La principale différence est que les employés n’abordent pas la communauté interne avec le même sentiment de liberté qu’ils peuvent ressentir dans des communautés “externes“. Même s’ils sont invités à contribuer par la direction, leur participation est freinée par la crainte de s’exprimer publiquement au sein de l’entreprise.
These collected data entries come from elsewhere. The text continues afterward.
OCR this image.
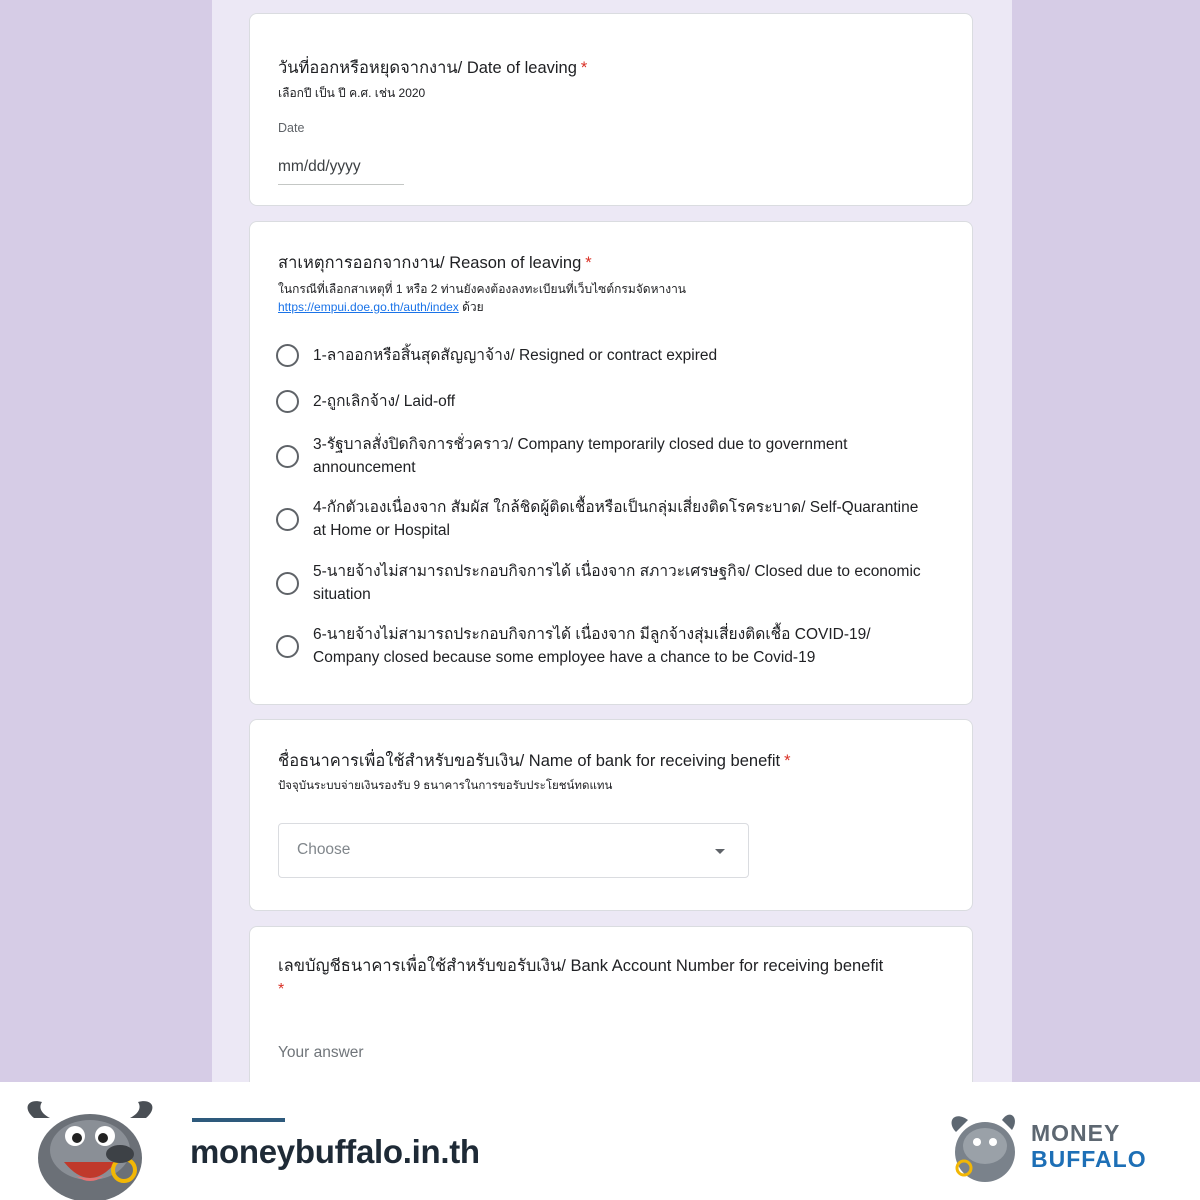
วันที่ออกหรือหยุดจากงาน/ Date of leaving *
เลือกปี เป็น ปี ค.ศ. เช่น 2020
Date
mm/dd/yyyy
สาเหตุการออกจากงาน/ Reason of leaving *
ในกรณีที่เลือกสาเหตุที่ 1 หรือ 2 ท่านยังคงต้องลงทะเบียนที่เว็บไซต์กรมจัดหางาน
https://empui.doe.go.th/auth/index ด้วย
1-ลาออกหรือสิ้นสุดสัญญาจ้าง/ Resigned or contract expired
2-ถูกเลิกจ้าง/ Laid-off
3-รัฐบาลสั่งปิดกิจการชั่วคราว/ Company temporarily closed due to government announcement
4-กักตัวเองเนื่องจาก สัมผัส ใกล้ชิดผู้ติดเชื้อหรือเป็นกลุ่มเสี่ยงติดโรคระบาด/ Self-Quarantine at Home or Hospital
5-นายจ้างไม่สามารถประกอบกิจการได้ เนื่องจาก สภาวะเศรษฐกิจ/ Closed due to economic situation
6-นายจ้างไม่สามารถประกอบกิจการได้ เนื่องจาก มีลูกจ้างสุ่มเสี่ยงติดเชื้อ COVID-19/ Company closed because some employee have a chance to be Covid-19
ชื่อธนาคารเพื่อใช้สำหรับขอรับเงิน/ Name of bank for receiving benefit *
ปัจจุบันระบบจ่ายเงินรองรับ 9 ธนาคารในการขอรับประโยชน์ทดแทน
Choose
เลขบัญชีธนาคารเพื่อใช้สำหรับขอรับเงิน/ Bank Account Number for receiving benefit
*
Your answer
moneybuffalo.in.th	MONEY
BUFFALO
Notre principal challenge est donc de mettre en place des mécanisme visant à favoriser la participation et dans ce contexte, il est essentiel que les dirigeants s’impliquent et montrent l’exemple. Certains process organisationnels doivent être aussi retravaillés pour garantir l’adoption de la nouvelle solution.

[Sylvain] Tu observes et analyses depuis quelques temps ce qui peut se dire dans les sphères francophone et anglophone au sujet du community management. Quelles sont d’après toi les principales différence dans la manière d’aborder cette discipline ?

[Blaise] Effectivement, j’essaie de suivre ce qui se dit et se fait en France en matière de community management. J’ai le sentiment qu’en France, les organisations ne sont pas aussi matures qu’en Angleterre sur le sujet car une grande partie des offres disponibles sont des stages. J’espère qu’elles comprendront vite l’importance que représente la mise en place d’une réelle stratégie communautaire et de la nécessité de confier des responsabilités plus importantes à leur community manager.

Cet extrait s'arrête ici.